EIS communication interface 23 matches TIC count 21, which is stored in memory with the sortable data 45 as shown in data structure 42 of FIG. 4 b, with TIC count 25, which is stored in memory with mail piece identifier 27 as shown in data structure 40 of FIG. 4 a, by comparing the values of the TIC counts. For example, the TIC counts 25 and 21 encircled by an oval in FIGS. 4 a and 4 b have corresponding values; thus, the mailpiece identifier 27 associated with the encircled TIC count 25 corresponds with the sortable data 45 associated with the encircled TIC count 21. In this manner, EIS communication interface 23 is able to correlate sortable data 45 with a corresponding mail piece identifier 27. Sortable data 45 and its related mail piece identifier 27 are then returned to mail sorter 1. Mail sorter 1 uses mail piece identifier 27 to determine a corresponding item of mail being processed, and may use sortable data 45 to determine how the item of mail should be sorted. For example, mail sorter 1 may use the sortable data 45 to sort the item of mail by zip code.

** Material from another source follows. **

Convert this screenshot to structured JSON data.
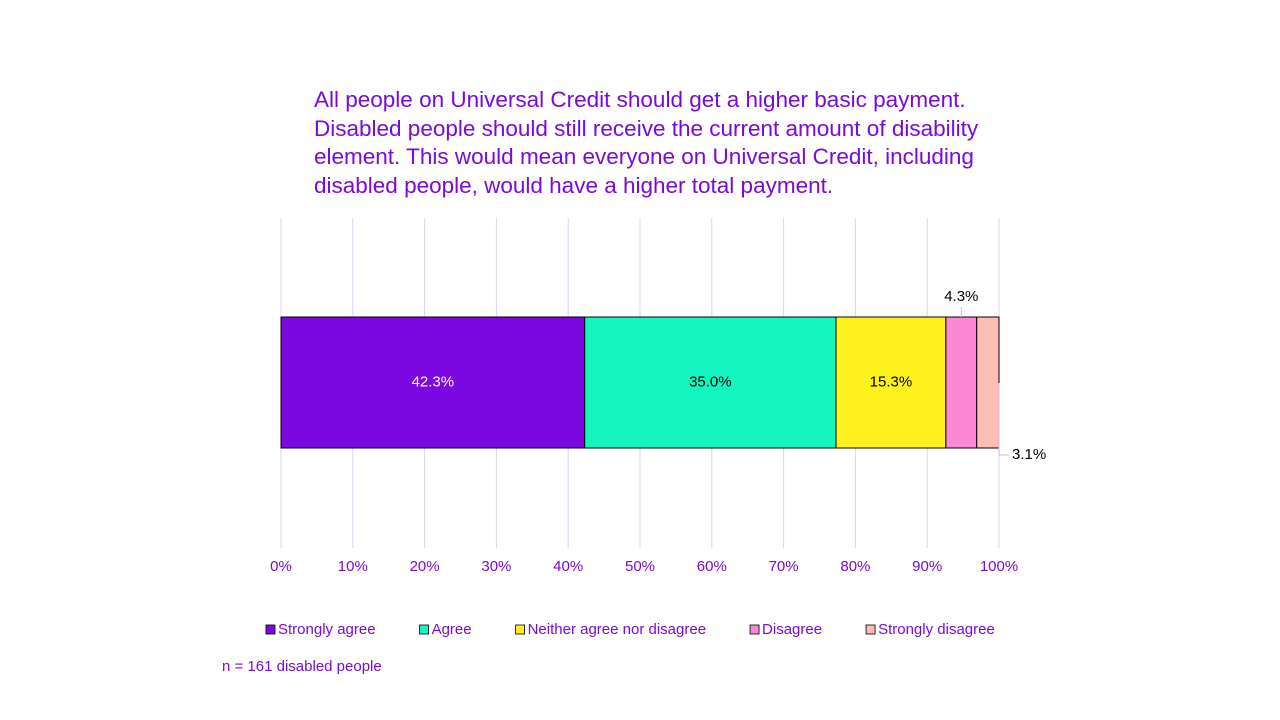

It should be appreciated that data structures 40 and 42 are one example of how TIC count 21, TIC count 25, mailpiece identifier 27, data 45, and/or image 19 may be stored in memory, however many implementations are possible. For example, a single data structure with all of the data in data structures 40 and 42 may alternatively be used. In addition, other formats for storing data, other than a data structure, may alternatively be used.

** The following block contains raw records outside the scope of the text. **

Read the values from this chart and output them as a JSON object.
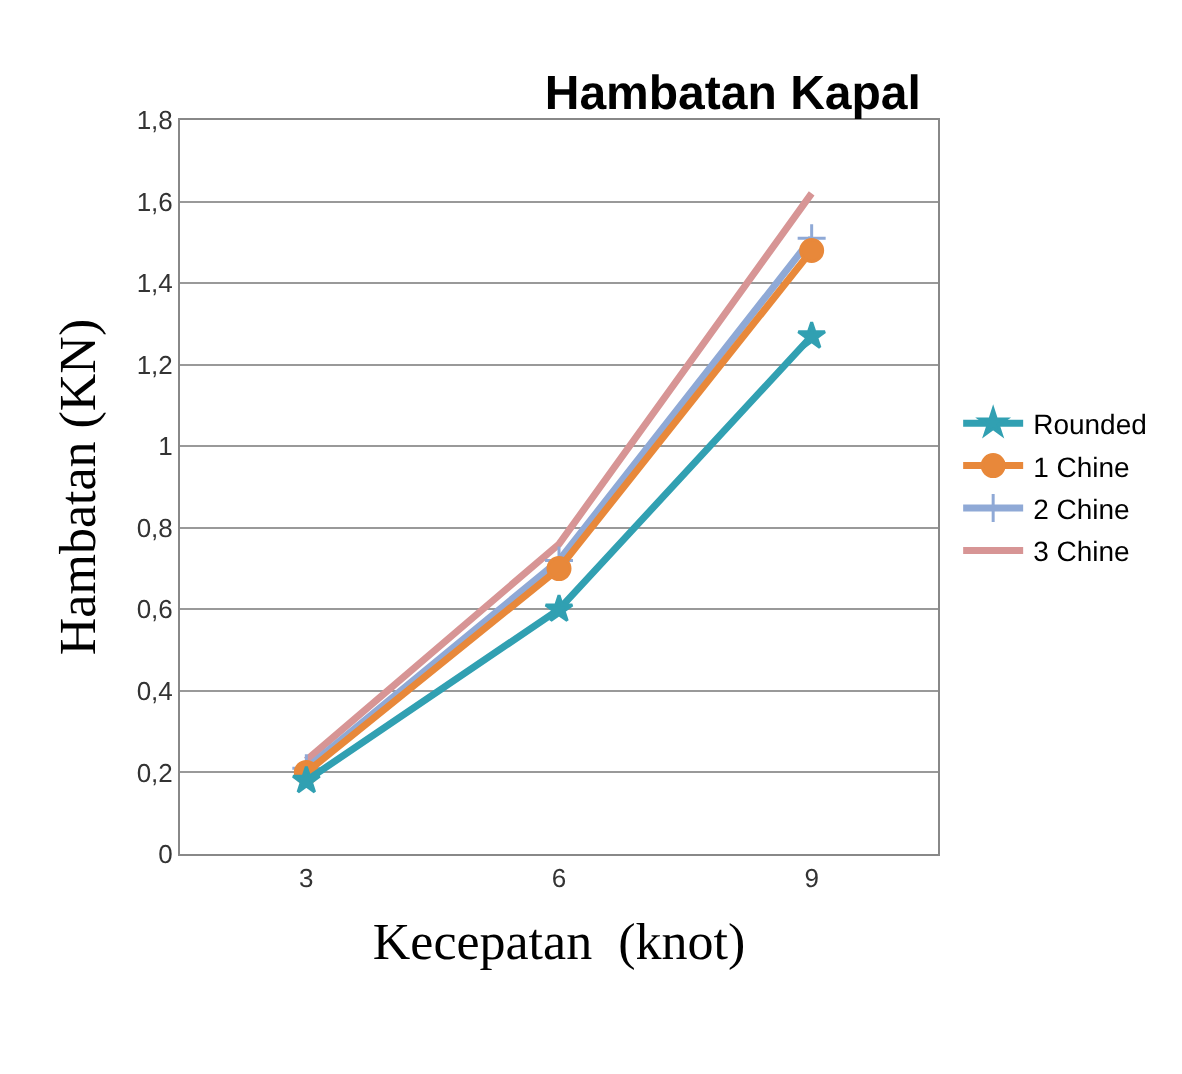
{
  "chart_data": {
    "type": "line",
    "title": "Hambatan Kapal",
    "xlabel": "Kecepatan  (knot)",
    "ylabel": "Hambatan (KN)",
    "categories": [
      "3",
      "6",
      "9"
    ],
    "series": [
      {
        "name": "Rounded",
        "color": "#31a0b2",
        "marker": "star",
        "values": [
          0.18,
          0.6,
          1.27
        ]
      },
      {
        "name": "1 Chine",
        "color": "#e8883a",
        "marker": "circle",
        "values": [
          0.2,
          0.7,
          1.48
        ]
      },
      {
        "name": "2 Chine",
        "color": "#8fa9d6",
        "marker": "cross",
        "values": [
          0.21,
          0.72,
          1.51
        ]
      },
      {
        "name": "3 Chine",
        "color": "#d79595",
        "marker": "none",
        "values": [
          0.23,
          0.76,
          1.62
        ]
      }
    ],
    "ylim": [
      0,
      1.8
    ],
    "yticks": [
      0,
      {
        "value": 0.2,
        "label": "0,2"
      },
      {
        "value": 0.4,
        "label": "0,4"
      },
      {
        "value": 0.6,
        "label": "0,6"
      },
      {
        "value": 0.8,
        "label": "0,8"
      },
      1,
      {
        "value": 1.2,
        "label": "1,2"
      },
      {
        "value": 1.4,
        "label": "1,4"
      },
      {
        "value": 1.6,
        "label": "1,6"
      },
      {
        "value": 1.8,
        "label": "1,8"
      }
    ],
    "grid": "y",
    "legend": "right"
  }
}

It should be appreciated that the system shown in FIG. 1 represents one exemplary implementation of a system for performing the various functions described herein, however other configurations are possible. The components of the system are shown for illustrative purposes, and need not be limited to the specific components shown. For example, while mail sorter 1 is the UFSM 1000 in the embodiment of FIG. 1, other mail sorters may be used. Camera 3 also may be implemented using any suitable line scan camera or other device or apparatus capable of imaging address and barcode information on mail. FICS look-up server 9 may or may not be included in the overall system, depending on whether it is desired that the system be capable of processing FICS barcodes. In addition, barcode processing server 7 may be implemented as one or more computing systems and is not limited to the particular configuration shown. Further, although the system has been described in the context of processing barcodes, the invention is not so limited. The principles described herein for correlating data with an item of mail may also be applied to other information relating to items of mail (e.g., recipient information or postage information).
Having thus described several aspects of at least one embodiment of this invention, it is to be appreciated various alterations, modifications, and improvements will readily occur to those skilled in the art. Such alterations, modifications, and improvements are intended to be part of this disclosure, and are intended to be within the spirit and scope of the invention. Accordingly, the foregoing description and drawings are by way of example only.